Quand la Nouvelle-Calédonie s’immisce dans le débat corse…

La Nouvelle-Calédonie s’est invitée, malgré elle, dans la controverse corse, suscitée par la fermeté du Président, Emmanuel Macron. Modèle pour les uns, repoussoir pour les autres : ils sont en fait bien peu à connaître les spécificités du processus de l’Accord de Nouméa. Aux antipodes, géographiques, mais aussi institutionnelles de la Corse, notre territoire se serait bien passé d’une telle polémique à quelque huit mois du référendum…

Tout a commencé avec l’annonce de la visite du chef de l’État sur l’île de Beauté. Ses déclarations passées sur la colonisation, « crime contre l’humanité », sa propension à manier le « en même temps », pour ménager la chèvre et le chou, réjouissaient les autonomistes ou indépendantistes. Lesquels espéraient certainement (encore) un gain substantiel en matière d’autonomie institutionnelle et fiscale.

Sûrement plus éclairés, certains leaders du « peuple corse » (comme ils aiment à se définir) ont fait appel au concept lointain de l’Accord de Nouméa pour asseoir leurs revendications et tracer la voie au Président Macron. En négligeant toutefois l’historique d’un territoire et celui de départements métropolitains.

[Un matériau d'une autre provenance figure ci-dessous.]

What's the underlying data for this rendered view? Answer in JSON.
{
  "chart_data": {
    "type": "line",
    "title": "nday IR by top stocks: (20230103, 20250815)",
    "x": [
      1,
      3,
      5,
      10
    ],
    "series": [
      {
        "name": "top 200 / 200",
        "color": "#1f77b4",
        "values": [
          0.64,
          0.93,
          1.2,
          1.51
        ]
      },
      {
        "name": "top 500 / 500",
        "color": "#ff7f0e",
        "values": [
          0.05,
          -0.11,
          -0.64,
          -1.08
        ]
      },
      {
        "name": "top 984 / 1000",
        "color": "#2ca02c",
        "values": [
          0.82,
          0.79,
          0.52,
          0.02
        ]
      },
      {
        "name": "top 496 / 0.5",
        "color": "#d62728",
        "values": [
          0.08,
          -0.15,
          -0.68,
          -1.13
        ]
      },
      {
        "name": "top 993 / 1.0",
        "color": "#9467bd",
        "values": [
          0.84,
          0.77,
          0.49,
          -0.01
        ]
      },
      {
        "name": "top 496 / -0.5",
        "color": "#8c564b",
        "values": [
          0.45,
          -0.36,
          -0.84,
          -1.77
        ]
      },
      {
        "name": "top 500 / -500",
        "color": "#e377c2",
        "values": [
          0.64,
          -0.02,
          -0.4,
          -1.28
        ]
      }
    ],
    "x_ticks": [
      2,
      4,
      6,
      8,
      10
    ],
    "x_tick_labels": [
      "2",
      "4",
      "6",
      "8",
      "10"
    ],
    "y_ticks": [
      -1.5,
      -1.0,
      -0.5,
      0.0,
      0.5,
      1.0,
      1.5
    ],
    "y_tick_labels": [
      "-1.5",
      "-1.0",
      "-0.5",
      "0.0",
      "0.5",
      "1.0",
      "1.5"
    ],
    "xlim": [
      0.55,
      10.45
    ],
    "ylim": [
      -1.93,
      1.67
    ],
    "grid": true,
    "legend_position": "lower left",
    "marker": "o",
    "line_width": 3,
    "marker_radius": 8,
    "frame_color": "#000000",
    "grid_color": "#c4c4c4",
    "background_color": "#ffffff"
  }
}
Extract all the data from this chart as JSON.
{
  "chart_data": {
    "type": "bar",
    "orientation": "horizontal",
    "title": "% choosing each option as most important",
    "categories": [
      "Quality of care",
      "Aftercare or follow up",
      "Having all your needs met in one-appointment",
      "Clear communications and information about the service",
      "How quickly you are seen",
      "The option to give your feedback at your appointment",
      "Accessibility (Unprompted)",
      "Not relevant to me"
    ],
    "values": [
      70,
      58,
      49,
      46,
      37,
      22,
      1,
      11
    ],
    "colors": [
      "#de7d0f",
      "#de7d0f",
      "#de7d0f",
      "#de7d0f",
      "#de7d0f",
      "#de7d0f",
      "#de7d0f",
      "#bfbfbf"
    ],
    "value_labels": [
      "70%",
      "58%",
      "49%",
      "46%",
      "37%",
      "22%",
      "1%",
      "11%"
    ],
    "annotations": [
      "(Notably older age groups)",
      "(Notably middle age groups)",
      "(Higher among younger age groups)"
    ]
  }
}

La maladresse de Manuel Valls, la réplique de Sonia Backes

Tant et si bien que Manuel Valls, qui conduira la mission de l’Assemblée nationale en Nouvelle-Calédonie dans les jours qui viennent, a dû mouiller la chemise pour déminer le maquis corse avant la visite du président de la République. Mais avec une maladresse que l’on ne lui connaissait pas : « La Corse n’est pas la Nouvelle-Calédonie ! La Corse est une île méditerranéenne profondément française, qui doit être fière de son drapeau tricolore », a-t-il notamment clamé.

Levée de boucliers immédiate du côté des Républicains calédoniens : « Comment, la Calédonie, elle, ne pourrait pas être fière de son drapeau tricolore ? Elle n’a pas envoyé des combattants pendant la guerre ? Elle n’a pas d’histoire avec la France ? Inquiétante, cette comparaison à quelques jours de son arrivée chez nous », s’est tout de suite exclamée la présidente du mouvement, Sonia Backes. Qui poursuit dans un post : « Nous aurons l’occasion de lui dire que nous ne sommes pas des sous-citoyens français et que nous sommes, nous aussi, fiers de notre drapeau tricolore ».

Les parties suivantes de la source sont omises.